Я вижу, что в самом кафе тоже что-то изменилось. В центре большой стол, по углам отдельно маленькие. Столы крутящиеся.

– Как в репинском доме, – говорю я.

– Ой, не говори! Мне уже это сказали. Немного взяло зло, что такое уже было. Мне нужен был сдвиг. Сдвиг! Понимаешь?

Она ведет меня в кабинет и вручает конверт. Я нахально лезу. В нем пятьсот долларов. Я сроду не видела такой кучи денег. Однажды мне в одном «глянце» дали двести долларов, так у меня чуть крыша не поехала. Я отнесла их родителям, объясняя, что это на случай непредвиденных лекарств. Родители долго разглядывали бумажки, и я до сих пор не знаю, что с ними сталось. В случае с папой они помощью не оказались.

– Теперь дальше, – говорит Татьяна. Будешь приходить раз в неделю, я соображу, какой день лучший, рисовать моих посетителей. Условие с ними такое. Неделю портрет висит в кафе, потом на чашке с блюдцем я продаю его хозяину. Если хотят взять с пылу с жару, живой рисунок – без возражений. И все деньги твои. Если же кафе попользуется рисунком, а потом переведет его на посуду, деньги пополам. Тут у меня расчет. Зная, что висишь на стенке, человек придет и раз, и два, и три, и еще знакомых приведет. Конечно, у тебя будет сначала много детей, Алиска очень привлекательна, и все хотят такую же. Затея ясна?

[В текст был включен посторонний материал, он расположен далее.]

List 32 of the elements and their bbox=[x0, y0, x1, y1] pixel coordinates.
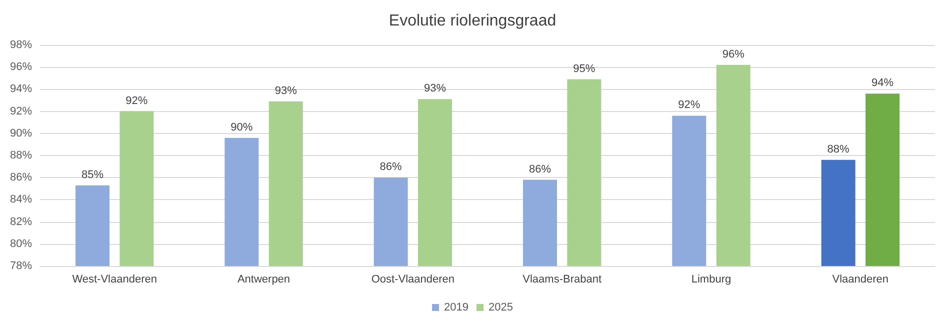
y-tick-label: 94% bbox=[10, 83, 32, 96]
x-tick-label: Oost-Vlaanderen bbox=[371, 274, 455, 286]
x-tick-label: Limburg bbox=[691, 274, 732, 286]
data-label: 94% bbox=[872, 77, 894, 90]
y-tick-label: 84% bbox=[10, 194, 32, 206]
y-tick-label: 78% bbox=[10, 260, 32, 272]
x-tick-label: West-Vlaanderen bbox=[72, 274, 157, 286]
y-tick-label: 80% bbox=[10, 238, 32, 250]
x-tick-label: Vlaams-Brabant bbox=[522, 274, 602, 286]
y-tick-label: 86% bbox=[10, 172, 32, 184]
data-label: 86% bbox=[380, 161, 402, 174]
x-tick-label: Vlaanderen bbox=[832, 274, 889, 286]
y-tick-label: 98% bbox=[10, 39, 32, 51]
y-tick-label: 88% bbox=[10, 150, 32, 162]
y-tick-label: 96% bbox=[10, 61, 32, 74]
legend-label: 2025 bbox=[488, 302, 513, 314]
data-label: 86% bbox=[528, 163, 552, 176]
y-tick-label: 82% bbox=[10, 216, 32, 228]
y-tick-label: 92% bbox=[10, 105, 32, 118]
x-tick-label: Antwerpen bbox=[237, 274, 290, 286]
data-label: 96% bbox=[722, 48, 745, 60]
y-tick-label: 90% bbox=[10, 127, 32, 140]
data-label: 85% bbox=[81, 168, 104, 181]
data-label: 95% bbox=[573, 62, 596, 75]
data-label: 93% bbox=[424, 82, 446, 95]
data-label: 88% bbox=[827, 143, 850, 156]
data-label: 92% bbox=[678, 99, 700, 112]
data-label: 92% bbox=[126, 94, 148, 107]
data-label: 90% bbox=[230, 121, 253, 134]
chart-title: Evolutie rioleringsgraad bbox=[388, 12, 556, 30]
data-label: 93% bbox=[274, 84, 298, 97]
legend-label: 2019 bbox=[444, 302, 469, 314]
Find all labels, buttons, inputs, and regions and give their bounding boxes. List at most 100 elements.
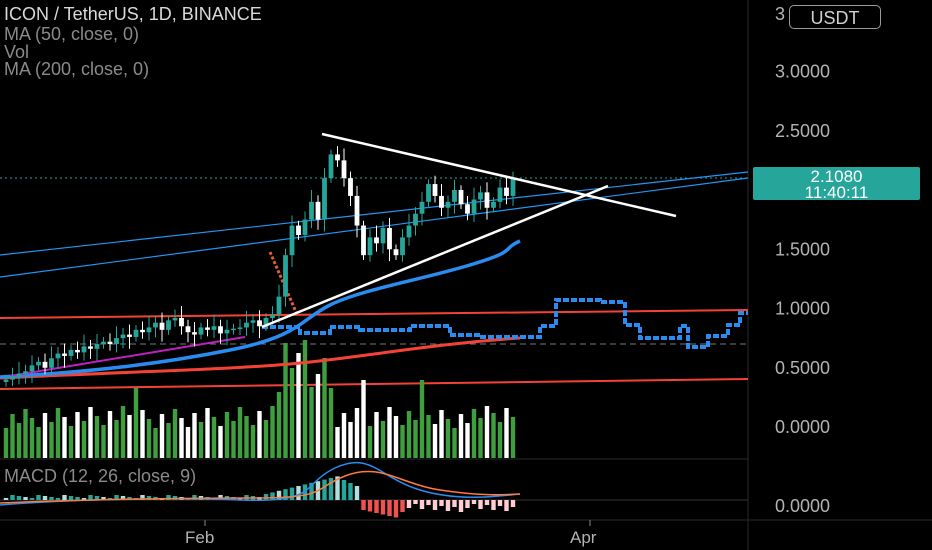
long-support-line (0, 378, 749, 390)
macd-histogram-bar (68, 496, 74, 500)
volume-bar (146, 419, 152, 458)
volume-bar (205, 408, 210, 458)
volume-bar (29, 418, 35, 458)
candle-body (263, 317, 269, 327)
currency-button[interactable]: USDT (789, 5, 881, 29)
candle-body (406, 225, 412, 238)
volume-bar (289, 368, 295, 458)
macd-histogram-bar (62, 495, 67, 500)
candle-body (419, 201, 425, 214)
macd-histogram-bar (140, 495, 145, 500)
price-tick-label: 0.0000 (775, 417, 830, 437)
ma200-legend: MA (200, close, 0) (4, 59, 150, 79)
volume-bar (42, 413, 48, 458)
volume-bar (419, 380, 425, 458)
macd-histogram-bar (465, 500, 470, 508)
volume-bar (127, 415, 132, 458)
macd-histogram-bar (406, 500, 412, 508)
macd-histogram-bar (81, 498, 87, 500)
macd-histogram-bar (55, 498, 61, 500)
volume-bar (484, 406, 490, 458)
volume-bar (62, 417, 67, 458)
candle-body (192, 332, 197, 335)
macd-histogram-bar (419, 500, 425, 509)
volume-bar (107, 411, 113, 458)
volume-bar (49, 422, 54, 458)
volume-bar (315, 374, 321, 458)
volume-bar (3, 428, 9, 458)
volume-bar (75, 412, 80, 458)
macd-histogram-bar (354, 486, 360, 500)
macd-histogram-bar (374, 500, 379, 513)
macd-histogram-bar (328, 478, 334, 500)
volume-bar (341, 413, 347, 458)
time-axis-label: Apr (570, 528, 597, 547)
macd-signal-line (0, 470, 521, 504)
candle-body (341, 160, 347, 179)
candle-body (452, 190, 457, 202)
candle-body (484, 192, 490, 208)
volume-bar (23, 409, 28, 458)
candle-body (400, 237, 405, 256)
volume-bar (406, 411, 412, 458)
volume-bar (179, 418, 184, 458)
candle-body (185, 326, 191, 333)
candle-body (374, 237, 379, 244)
macd-histogram-bar (29, 498, 35, 500)
macd-histogram-bar (341, 480, 347, 500)
volume-bar (231, 421, 236, 458)
volume-bar (478, 418, 483, 458)
macd-tick-label: 0.0000 (775, 496, 830, 516)
volume-bar (36, 427, 41, 458)
volume-bar (270, 406, 275, 458)
last-price-value: 2.1080 (810, 167, 863, 186)
macd-histogram-bar (322, 479, 327, 500)
macd-histogram-bar (309, 482, 314, 500)
candle-body (133, 329, 139, 337)
macd-histogram-bar (504, 500, 509, 511)
volume-bar (263, 420, 269, 458)
candle-body (445, 201, 451, 208)
candle-body (367, 237, 373, 256)
volume-bar (426, 415, 431, 458)
price-tick-label: 3 (775, 4, 785, 24)
candle-body (354, 195, 360, 226)
macd-histogram-bar (289, 487, 295, 500)
macd-histogram-bar (75, 497, 80, 500)
candle-body (55, 353, 61, 359)
triangle-lower-line (261, 184, 609, 329)
candle-body (231, 328, 236, 331)
macd-histogram-bar (302, 484, 308, 500)
macd-histogram-bar (348, 483, 353, 500)
candle-body (94, 344, 100, 349)
candle-body (478, 192, 483, 200)
volume-bar (133, 388, 139, 458)
macd-histogram-bar (361, 500, 366, 510)
bar-countdown: 11:40:11 (804, 183, 869, 202)
volume-bar (101, 425, 106, 458)
macd-histogram-bar (380, 500, 386, 515)
candle-body (120, 334, 126, 339)
vol-legend: Vol (4, 42, 30, 62)
candle-body (257, 320, 262, 327)
volume-bar (94, 416, 100, 458)
macd-histogram-bar (49, 497, 54, 500)
macd-histogram-bar (283, 489, 288, 500)
macd-histogram-bar (471, 500, 477, 504)
macd-histogram-bar (94, 496, 100, 500)
macd-histogram-bar (458, 500, 464, 512)
channel-lower-line (0, 177, 749, 278)
volume-bar (81, 421, 87, 458)
candle-body (413, 213, 418, 226)
volume-bar (10, 414, 15, 458)
candle-body (335, 154, 340, 161)
volume-bar (367, 426, 373, 458)
macd-legend: MACD (12, 26, close, 9) (4, 466, 197, 486)
candle-body (504, 187, 509, 196)
macd-histogram-bar (101, 497, 106, 500)
candle-body (140, 329, 145, 333)
candle-body (49, 358, 54, 368)
volume-bar (192, 413, 197, 458)
candle-body (348, 178, 353, 196)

Пятьсот долларов кружат голову, но сама мысль о такой работе кажется все-таки нелепой. Разве я это умею?

– У меня может не получиться, – говорю я. – Ты же помнишь, сколько я возилась с Алиской.

– Ну, не получится, так не получится. Я же не буду тебя объявлять, как цирковой номер. Сидишь себе тихо, чинишь примус, никого не трогаешь. Кто-то получится, кто-то нет. На всякий случай у меня будут чашки с известными людьми. Это, конечно, расход, но как без него?

– Слушай, – спрашиваю я, – блюдо из двух частей?

– Просто их два. Маленькое и большое. Крутится большое.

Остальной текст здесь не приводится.